Conservative miscalculation

Last week, Christian Coalition founder Pat Robertson suggested that even he thought the conservatives may have miscalculated how the battle would play out, saying that Clinton had prevailed from a public relations standpoint and that it was time for Republicans to move on.

The GOP's attack on Clinton -- which seemed to coalesce with the House Judiciary Committee's partisan split in its vote to impeach Clinton -- also worked to unify congressional Democrats who, in the past, have not been particularly devoted to Clinton.

"The nature of the whole process strengthened the resolve of Democrats to stand with the president," says Shrum.

One Senate aide agrees, saying Democratic senators largely mirrored the public in their reaction to the events of the past year.

"First, they were in shock," the aide said. "Then disbelief.
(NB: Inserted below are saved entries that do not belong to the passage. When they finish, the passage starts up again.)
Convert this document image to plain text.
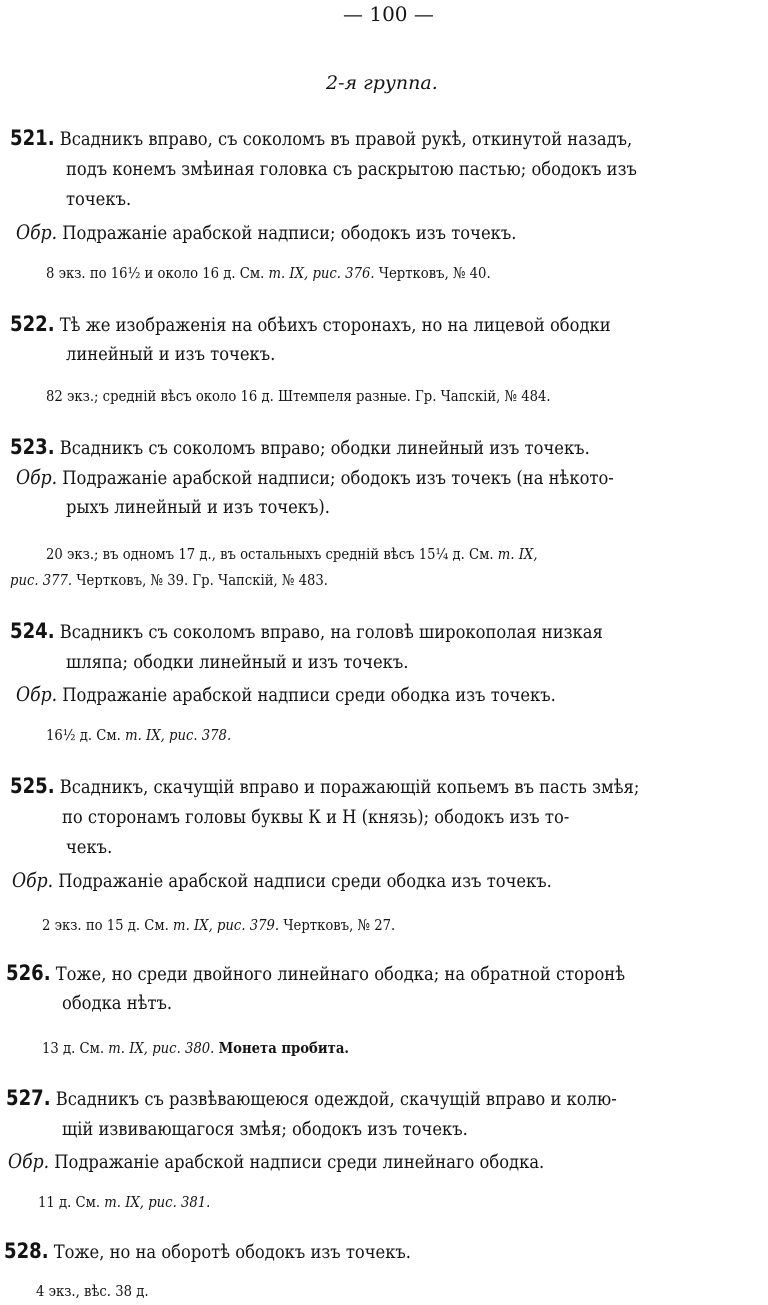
— 100 —
2-я группа.
521. Всадникъ вправо, съ соколомъ въ правой рукѣ, откинутой назадъ,
подъ конемъ змѣиная головка съ раскрытою пастью; ободокъ изъ
точекъ.
Обр. Подражаніе арабской надписи; ободокъ изъ точекъ.
8 экз. по 16½ и около 16 д. См. т. IX, рис. 376. Чертковъ, № 40.
522. Тѣ же изображенія на обѣихъ сторонахъ, но на лицевой ободки
линейный и изъ точекъ.
82 экз.; средній вѣсъ около 16 д. Штемпеля разные. Гр. Чапскій, № 484.
523. Всадникъ съ соколомъ вправо; ободки линейный изъ точекъ.
Обр. Подражаніе арабской надписи; ободокъ изъ точекъ (на нѣкото-
рыхъ линейный и изъ точекъ).
20 экз.; въ одномъ 17 д., въ остальныхъ средній вѣсъ 15¼ д. См. т. IX,
рис. 377. Чертковъ, № 39. Гр. Чапскій, № 483.
524. Всадникъ съ соколомъ вправо, на головѣ широкополая низкая
шляпа; ободки линейный и изъ точекъ.
Обр. Подражаніе арабской надписи среди ободка изъ точекъ.
16½ д. См. т. IX, рис. 378.
525. Всадникъ, скачущій вправо и поражающій копьемъ въ пасть змѣя;
по сторонамъ головы буквы К и Н (князь); ободокъ изъ то-
чекъ.
Обр. Подражаніе арабской надписи среди ободка изъ точекъ.
2 экз. по 15 д. См. т. IX, рис. 379. Чертковъ, № 27.
526. Тоже, но среди двойного линейнаго ободка; на обратной сторонѣ
ободка нѣтъ.
13 д. См. т. IX, рис. 380. Монета пробита.
527. Всадникъ съ развѣвающеюся одеждой, скачущій вправо и колю-
щій извивающагося змѣя; ободокъ изъ точекъ.
Обр. Подражаніе арабской надписи среди линейнаго ободка.
11 д. См. т. IX, рис. 381.
528. Тоже, но на оборотѣ ободокъ изъ точекъ.
4 экз., вѣс. 38 д.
Then frustration at what appeared to be a witch hunt."

Indeed, some of the tougher tactics of Clinton's opponents -- and some moves that turned into public relations fiascoes, such as calling Monica Lewinsky's mother before the grand jury and having her emerge in tears -- helped garner sympathy for the president and ill will for his prosecutors.

And Clinton himself managed to keep the potentially fatal scandal at bay through legal maneuvers, a business-as-usual public persona and a crucial decision to stick to his story as much as possible and yield as little as possible.

Numerous objections by Clinton's lawyers dragged out Starr's investigation and added to the public's weariness of the inquiry.

Clinton, for his part, has said only as much as was absolutely necessary, never bowing to Republican demands that he make a full admission that he lied, never fulfilling his promise to the press that he would provide "more rather than less, sooner rather than later," never succumbing to calls that he resign for the good of the country.

Riding things out

"The one abiding principle in Clinton's career is to ride these things out," says Morris, adding that the president is joined in his tenacity by first lady Hillary Rodham Clinton. "They are not given to giving up."

While Republicans repeatedly said that a full mea culpa would have ended the scandal early on, many disagree, believing that, on the contrary, such an admission would have provided Clinton's opponents with a stronger case for ousting him.

"Any admission of the kind the Republicans outlined would not have ended this," says Shrum. "It would have only invited them to do more."

Guided by polls from the very first day the Lewinsky story broke -- when he asked his former adviser Dick Morris to see how the public would react to his acknowledgment of a sexual relationship with the young White House intern -- and guided, too, by the existence of irrefutable evidence, Clinton has modulated his actions during the past year.

He has admitted wrongdoing when there was no other alternative. He has simply ignored the white elephant of a crisis, as he did in giving last week's State of the Union address, when it has become clear that the scandal-fatigued public has had enough of it.

"Clinton's genius," says biographer Roger Morris, "is to ride those waves, to keep his finger to the wind and make adjustments."